From: Dietmar Eggemann
Date: Thu Feb 09 2023 - 13:02:26 EST


On 07/02/2023 10:45, Vincent Guittot wrote:
> On Sun, 5 Feb 2023 at 23:43, Qais Yousef <qyousef@xxxxxxxxxxx> wrote:
>>
>> When uclamp_max is being used, the util of the task could be higher than
>> the spare capacity of the CPU, but due to uclamp_max value we force fit
>> it there.
>>
>> The way the condition for checking for max_spare_cap in
>> find_energy_efficient_cpu() was constructed; it ignored any CPU that has
>> its spare_cap less than or _equal_ to max_spare_cap. Since we initialize
>> max_spare_cap to 0; this lead to never setting max_spare_cap_cpu and
>> hence ending up never performing compute_energy() for this cluster and
>> missing an opportunity for a better energy efficient placement to honour
>> uclamp_max setting.
>>
>> max_spare_cap = 0;
>> cpu_cap = capacity_of(cpu) - task_util(p); // 0 if task_util(p) is high
>>
>> ...
>>
>> util_fits_cpu(...); // will return true if uclamp_max forces it to fit

s/true/1/ ?

>>
>> ...
>>
>> // this logic will fail to update max_spare_cap_cpu if cpu_cap is 0
>> if (cpu_cap > max_spare_cap) {
>> max_spare_cap = cpu_cap;
>> max_spare_cap_cpu = cpu;
>> }
>>
>> prev_spare_cap suffers from a similar problem.
>>
>> Fix the logic by converting the variables into long and treating -1
>> value as 'not populated' instead of 0 which is a viable and correct
>> spare capacity value.

The issue I see here is in case we don't have any spare capacity left,
the energy calculation (in terms CPU utilization) isn't correct anymore.

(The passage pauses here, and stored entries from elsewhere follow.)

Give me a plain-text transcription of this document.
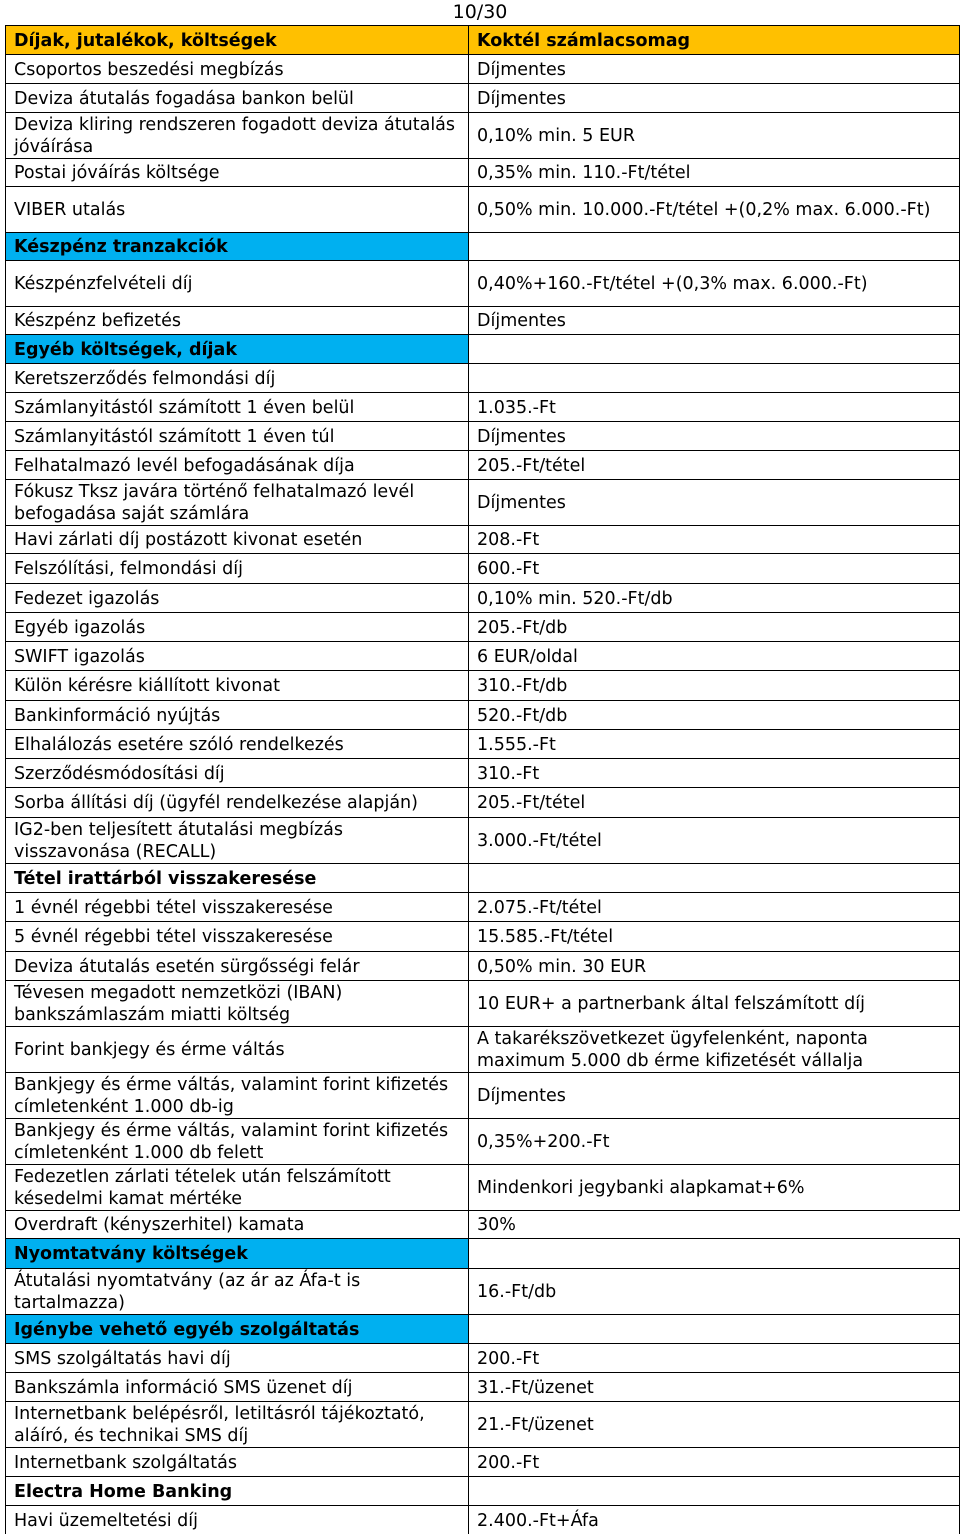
10/30
Díjak, jutalékok, költségek	Koktél számlacsomag
Csoportos beszedési megbízás	Díjmentes
Deviza átutalás fogadása bankon belül	Díjmentes
Deviza kliring rendszeren fogadott deviza átutalás jóváírása	0,10% min. 5 EUR
Postai jóváírás költsége	0,35% min. 110.-Ft/tétel
VIBER utalás	0,50% min. 10.000.-Ft/tétel +(0,2% max. 6.000.-Ft)
Készpénz tranzakciók	
Készpénzfelvételi díj	0,40%+160.-Ft/tétel +(0,3% max. 6.000.-Ft)
Készpénz befizetés	Díjmentes
Egyéb költségek, díjak	
Keretszerződés felmondási díj	
Számlanyitástól számított 1 éven belül	1.035.-Ft
Számlanyitástól számított 1 éven túl	Díjmentes
Felhatalmazó levél befogadásának díja	205.-Ft/tétel
Fókusz Tksz javára történő felhatalmazó levél befogadása saját számlára	Díjmentes
Havi zárlati díj postázott kivonat esetén	208.-Ft
Felszólítási, felmondási díj	600.-Ft
Fedezet igazolás	0,10% min. 520.-Ft/db
Egyéb igazolás	205.-Ft/db
SWIFT igazolás	6 EUR/oldal
Külön kérésre kiállított kivonat	310.-Ft/db
Bankinformáció nyújtás	520.-Ft/db
Elhalálozás esetére szóló rendelkezés	1.555.-Ft
Szerződésmódosítási díj	310.-Ft
Sorba állítási díj (ügyfél rendelkezése alapján)	205.-Ft/tétel
IG2-ben teljesített átutalási megbízás visszavonása (RECALL)	3.000.-Ft/tétel
Tétel irattárból visszakeresése	
1 évnél régebbi tétel visszakeresése	2.075.-Ft/tétel
5 évnél régebbi tétel visszakeresése	15.585.-Ft/tétel
Deviza átutalás esetén sürgősségi felár	0,50% min. 30 EUR
Tévesen megadott nemzetközi (IBAN) bankszámlaszám miatti költség	10 EUR+ a partnerbank által felszámított díj
Forint bankjegy és érme váltás	A takarékszövetkezet ügyfelenként, naponta maximum 5.000 db érme kifizetését vállalja
Bankjegy és érme váltás, valamint forint kifizetés címletenként 1.000 db-ig	Díjmentes
Bankjegy és érme váltás, valamint forint kifizetés címletenként 1.000 db felett	0,35%+200.-Ft
Fedezetlen zárlati tételek után felszámított késedelmi kamat mértéke	Mindenkori jegybanki alapkamat+6%
Overdraft (kényszerhitel) kamata	30%
Nyomtatvány költségek	
Átutalási nyomtatvány (az ár az Áfa-t is tartalmazza)	16.-Ft/db
Igénybe vehető egyéb szolgáltatás	
SMS szolgáltatás havi díj	200.-Ft
Bankszámla információ SMS üzenet díj	31.-Ft/üzenet
Internetbank belépésről, letiltásról tájékoztató, aláíró, és technikai SMS díj	21.-Ft/üzenet
Internetbank szolgáltatás	200.-Ft
Electra Home Banking	
Havi üzemeltetési díj	2.400.-Ft+Áfa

Due to `effective_cpu_util()` returning `max=arch_scale_cpu_capacity()`
you never know how big the `busy_time` for the PD really is in this moment.

eenv_pd_busy_time()

for_each_cpu(cpu, pd_cpus)
busy_time += effective_cpu_util(..., ENERGY_UTIL, ...)
^^^^^^^^^

with:

sum_util = min(busy_time + task_busy_time, pd_cap)
^^^^^^^^^

freq = (1.25 * max_util / max) * max_freq

energy = (perf_state(freq)->cost / max) * sum_util


energy is not related to CPU utilization anymore (since there is no idle
time/spare capacity) left.

So EAS keeps packing on the cheaper PD/clamped OPP.

E.g. Juno-r0 [446 1024 1024 446 446 446] with 6 8ms/16ms uclamp_max=440
tasks all running on little PD, cpumask=0x39. The big PD is idle but
never beats prev_cpu in terms of energy consumption for the wakee.

[...]